We spend a lot of time outside of the present. We preoccupy ourselves with future assignments, with issues to be resolved, with plans to be made. It’s natural. Planning ahead theoretically allows us to enjoy the future more when it becomes the present, as we are more prepared for what is to come. By worrying about the problems we have today, we can search for solutions so that they are gone by tomorrow. But in an increasingly busy world, when does the future ever become the present? Have we settled into a continuous journey towards some unreachable destination?
In The Journey of Ibn Fattouma, Qindil is dissatisfied with the condition of his society, and sets out to explore the world in search of an example that might solve his society’s issues. This idealism and search for paradise is intrinsic in all our identities. For this particular project, I chose the spot in the world that I consider my paradise; it lies on the Camino de Santiago, a walk across Northern Spain that I did after my junior year. However, I found this place not by searching, necessarily; rather, I stumbled upon it with friends. Personally, I believe that while this determination to find paradise drives us and makes us human, it rarely results in an organic solution that satisfies all members in society. However, it is essential to remember that each society and community in the world has its own nuances and culture, and as a result, the best solution to any societal issue is one that is found through communication and discussion within that society.
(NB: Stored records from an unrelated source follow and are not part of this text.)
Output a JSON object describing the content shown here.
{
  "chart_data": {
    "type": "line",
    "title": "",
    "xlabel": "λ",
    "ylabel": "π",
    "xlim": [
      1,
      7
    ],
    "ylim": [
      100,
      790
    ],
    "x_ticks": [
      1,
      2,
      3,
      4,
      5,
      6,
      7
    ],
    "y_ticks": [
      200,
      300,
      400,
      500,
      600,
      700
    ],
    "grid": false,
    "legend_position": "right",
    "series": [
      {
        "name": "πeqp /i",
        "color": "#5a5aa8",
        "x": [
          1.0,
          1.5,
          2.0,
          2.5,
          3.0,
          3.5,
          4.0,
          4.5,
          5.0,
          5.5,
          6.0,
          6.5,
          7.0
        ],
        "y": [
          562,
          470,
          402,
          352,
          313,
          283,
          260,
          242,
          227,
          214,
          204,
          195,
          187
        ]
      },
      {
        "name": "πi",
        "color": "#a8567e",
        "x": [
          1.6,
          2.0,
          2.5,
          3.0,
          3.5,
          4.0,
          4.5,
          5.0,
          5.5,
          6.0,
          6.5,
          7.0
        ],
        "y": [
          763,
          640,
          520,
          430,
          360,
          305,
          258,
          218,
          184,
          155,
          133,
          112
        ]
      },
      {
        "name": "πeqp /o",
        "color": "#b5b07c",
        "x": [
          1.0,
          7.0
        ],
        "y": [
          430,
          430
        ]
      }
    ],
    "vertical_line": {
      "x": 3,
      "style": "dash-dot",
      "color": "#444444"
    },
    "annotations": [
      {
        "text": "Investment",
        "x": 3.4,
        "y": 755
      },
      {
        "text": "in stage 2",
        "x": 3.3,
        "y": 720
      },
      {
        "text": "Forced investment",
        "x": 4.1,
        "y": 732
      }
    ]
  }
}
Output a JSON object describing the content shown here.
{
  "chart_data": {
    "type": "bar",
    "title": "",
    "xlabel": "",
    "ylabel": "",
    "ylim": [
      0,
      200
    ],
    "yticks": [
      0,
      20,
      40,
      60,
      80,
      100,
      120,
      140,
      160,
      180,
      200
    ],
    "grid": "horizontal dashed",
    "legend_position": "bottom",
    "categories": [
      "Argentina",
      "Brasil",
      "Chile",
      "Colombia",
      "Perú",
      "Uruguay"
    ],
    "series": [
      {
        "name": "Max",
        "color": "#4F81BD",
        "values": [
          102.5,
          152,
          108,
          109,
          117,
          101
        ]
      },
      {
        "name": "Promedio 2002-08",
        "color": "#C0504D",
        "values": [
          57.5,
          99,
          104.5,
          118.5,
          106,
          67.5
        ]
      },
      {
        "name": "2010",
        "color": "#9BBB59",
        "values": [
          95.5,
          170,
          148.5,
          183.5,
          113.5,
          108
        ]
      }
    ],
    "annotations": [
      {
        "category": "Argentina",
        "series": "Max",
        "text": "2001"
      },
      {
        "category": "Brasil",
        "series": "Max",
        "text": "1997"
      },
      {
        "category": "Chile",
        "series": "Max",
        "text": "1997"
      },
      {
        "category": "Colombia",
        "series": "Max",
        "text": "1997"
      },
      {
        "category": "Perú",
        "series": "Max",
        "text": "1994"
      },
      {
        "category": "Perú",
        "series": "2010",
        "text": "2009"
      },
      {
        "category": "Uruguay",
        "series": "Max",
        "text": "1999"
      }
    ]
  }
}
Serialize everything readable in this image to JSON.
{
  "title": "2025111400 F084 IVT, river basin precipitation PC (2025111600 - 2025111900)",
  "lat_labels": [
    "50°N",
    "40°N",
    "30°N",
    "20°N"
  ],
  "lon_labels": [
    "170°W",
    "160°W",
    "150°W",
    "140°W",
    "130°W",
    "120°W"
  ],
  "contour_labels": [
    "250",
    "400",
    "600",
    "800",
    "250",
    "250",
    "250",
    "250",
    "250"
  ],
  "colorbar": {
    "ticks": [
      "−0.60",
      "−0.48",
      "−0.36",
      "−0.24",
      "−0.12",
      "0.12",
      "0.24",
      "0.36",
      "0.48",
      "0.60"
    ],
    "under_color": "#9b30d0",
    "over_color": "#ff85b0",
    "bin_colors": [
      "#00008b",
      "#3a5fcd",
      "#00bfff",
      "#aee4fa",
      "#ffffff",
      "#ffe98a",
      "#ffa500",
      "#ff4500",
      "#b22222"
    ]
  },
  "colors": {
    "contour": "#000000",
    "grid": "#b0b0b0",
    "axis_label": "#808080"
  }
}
This view is fairly unrealistic in our world today. I am not advocating the complete originality of every societal decision. If that were enforced, then democracy would not have spread further than a single country, and most countries would be wrapped in chaos due to the lack of original responses. Copying often is the perfect solution. But I still feel that it’s important to recognize the individuality of each society; each community in the world will respond differently to different systems and policies, and while searching is important, and can lead to the discovery of places like the one that I found in this creative response, the best response can often be found on one’s own.